Is Training Required For Every New Vehicle

bus graphicIs training required for every new vehicle your company obtains? That is a question the training department gets asked any time a new vehicle or piece of equipment arrives on the property.

Lets look at the procedure and concerns that may develop.


Due Diligence

You must consider the law under Due Diligence for your area. When considering training on new vechicles such as buses or trucks, you have to consider whether the new unit is similar to ones already operated by your employees. Is it radically different? Are there features that would require some instruction before they would be used safely or efficiently? Would training make the employees job easier, more comfortable, or safer?

Answering these types of questions will not only determine if training is required, but what type of training would be most suitable.

Take into consideration that with todays Due Diligence laws in most regions, if a situation occurs where there is large property damage, injury or worse, the company, supervisors, and trainers may all be held accountable. Everyone benefits from adequate training and information, saving time and costs in the long run.


Training For A New Vehicle

. As mentioned in the section Instructor Update, you have gathered information on a new model vehicle that your company has obtained or is about to purchase and bring into operation.

Assessing your informational material will help you decide whether training is required, and if it is what kind of training or information you have to compile.


Brochure or Handout

Often all that is required is a brochure or information handout to be given to all the employees that will operater your new unit. If the new vehicle is the same as those they are already driving only with some special added features, you may only have to produce one of these.

Take the time to produce a professional looking package, in colour, with pictures and illustrations. Use eye catching layouts to emphasize important and informational material. If you put time and effort into making material worthwhile, employees that should use it are more likely to find its importance worthwhile of their time.

Making your handouts pocket size will often ensure they are kept and referred to as necessary. Remember, drivers out on the road often don't have a whole lot of carrying space for large sized printouts or books.

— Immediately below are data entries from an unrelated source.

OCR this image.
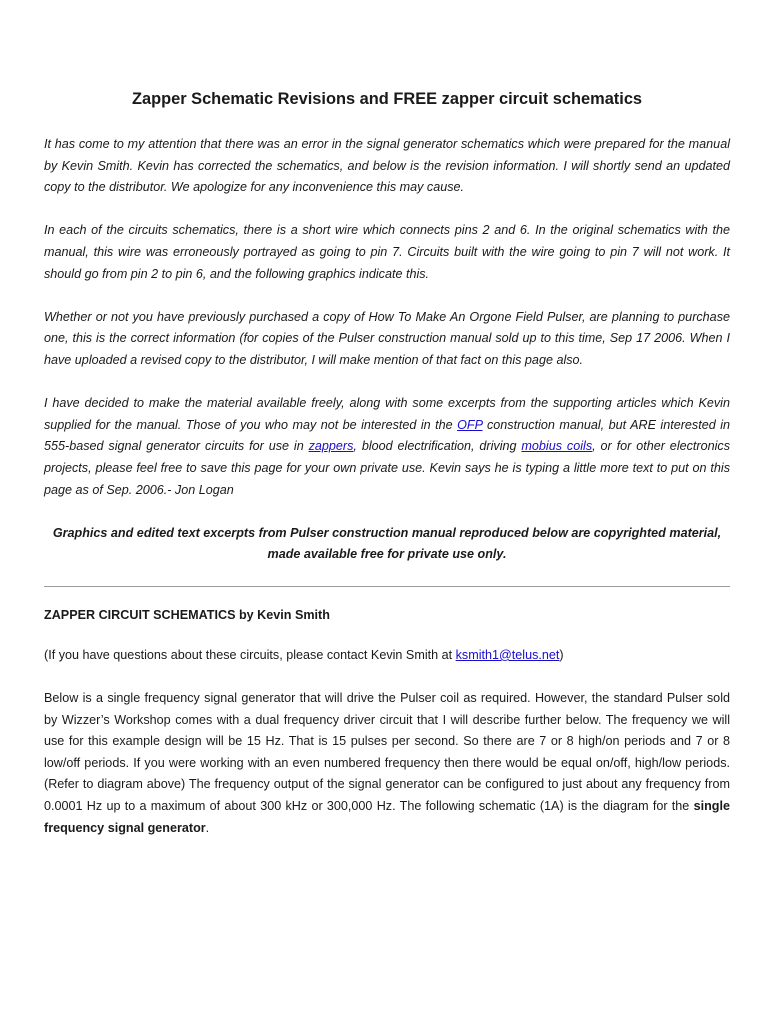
Zapper Schematic Revisions and FREE zapper circuit schematics

It has come to my attention that there was an error in the signal generator schematics which were prepared for the manual by Kevin Smith. Kevin has corrected the schematics, and below is the revision information. I will shortly send an updated copy to the distributor. We apologize for any inconvenience this may cause.

In each of the circuits schematics, there is a short wire which connects pins 2 and 6. In the original schematics with the manual, this wire was erroneously portrayed as going to pin 7. Circuits built with the wire going to pin 7 will not work. It should go from pin 2 to pin 6, and the following graphics indicate this.

Whether or not you have previously purchased a copy of How To Make An Orgone Field Pulser, are planning to purchase one, this is the correct information (for copies of the Pulser construction manual sold up to this time, Sep 17 2006. When I have uploaded a revised copy to the distributor, I will make mention of that fact on this page also.

I have decided to make the material available freely, along with some excerpts from the supporting articles which Kevin supplied for the manual. Those of you who may not be interested in the OFP construction manual, but ARE interested in 555-based signal generator circuits for use in zappers, blood electrification, driving mobius coils, or for other electronics projects, please feel free to save this page for your own private use. Kevin says he is typing a little more text to put on this page as of Sep. 2006.- Jon Logan

Graphics and edited text excerpts from Pulser construction manual reproduced below are copyrighted material, made available free for private use only.

ZAPPER CIRCUIT SCHEMATICS by Kevin Smith

(If you have questions about these circuits, please contact Kevin Smith at ksmith1@telus.net)

Below is a single frequency signal generator that will drive the Pulser coil as required. However, the standard Pulser sold by Wizzer’s Workshop comes with a dual frequency driver circuit that I will describe further below. The frequency we will use for this example design will be 15 Hz. That is 15 pulses per second. So there are 7 or 8 high/on periods and 7 or 8 low/off periods. If you were working with an even numbered frequency then there would be equal on/off, high/low periods. (Refer to diagram above) The frequency output of the signal generator can be configured to just about any frequency from 0.0001 Hz up to a maximum of about 300 kHz or 300,000 Hz. The following schematic (1A) is the diagram for the single frequency signal generator.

Never use pages and pages of plain old 8 1/2 x 11 paper with black text. These are a recipe destined straight to the garbage can within a few minutes.

Static Demo / Display

Another useful technique relating to new buses, trucks or equipment is to park it in a convenient area, usually near the front door, and provide a static display. Here a training person would be present to answer questions and point out any unique items or special features. The length of the display would depend on your workforce schedule and procedures. It may have to be available over several days back to back, or random throughout the week, or even be made available for night shift workers.

You may want to combine the static display and provide your brochures or handouts at this time. Let operators have a hands on experience. Start it up, use the controls, and see how it fits, is all part of the procedure.

"Can I take if for a drive?" is often asked at such a static display. You can decline nicely by pointing out that after consultation with other company members that was determined to be unnecessary. It is very similar to units already operated with only minor differences. Also the static display is situated and must remain at the location to ensure the maximum number of operators get to participate.

Demo Drive or Test Drive With Instruction

This would be the case if the new unit has major differences from those already on the property and used daily by employees. For example, if your company only has 40ft. straight coaches, and they obtain articulated 60ft. models that bend in the middle, a familarization drive is probably a good idea.

The length of the drive should be enough to get 'the feel' for the vehicle in various traffic situations. The number of employees and time constraints will dedicate a balance sufficient to be satisfactory for all. It should not take longer than twenty to thirty minutes for experienced operators to become sufficiently familar with most new units.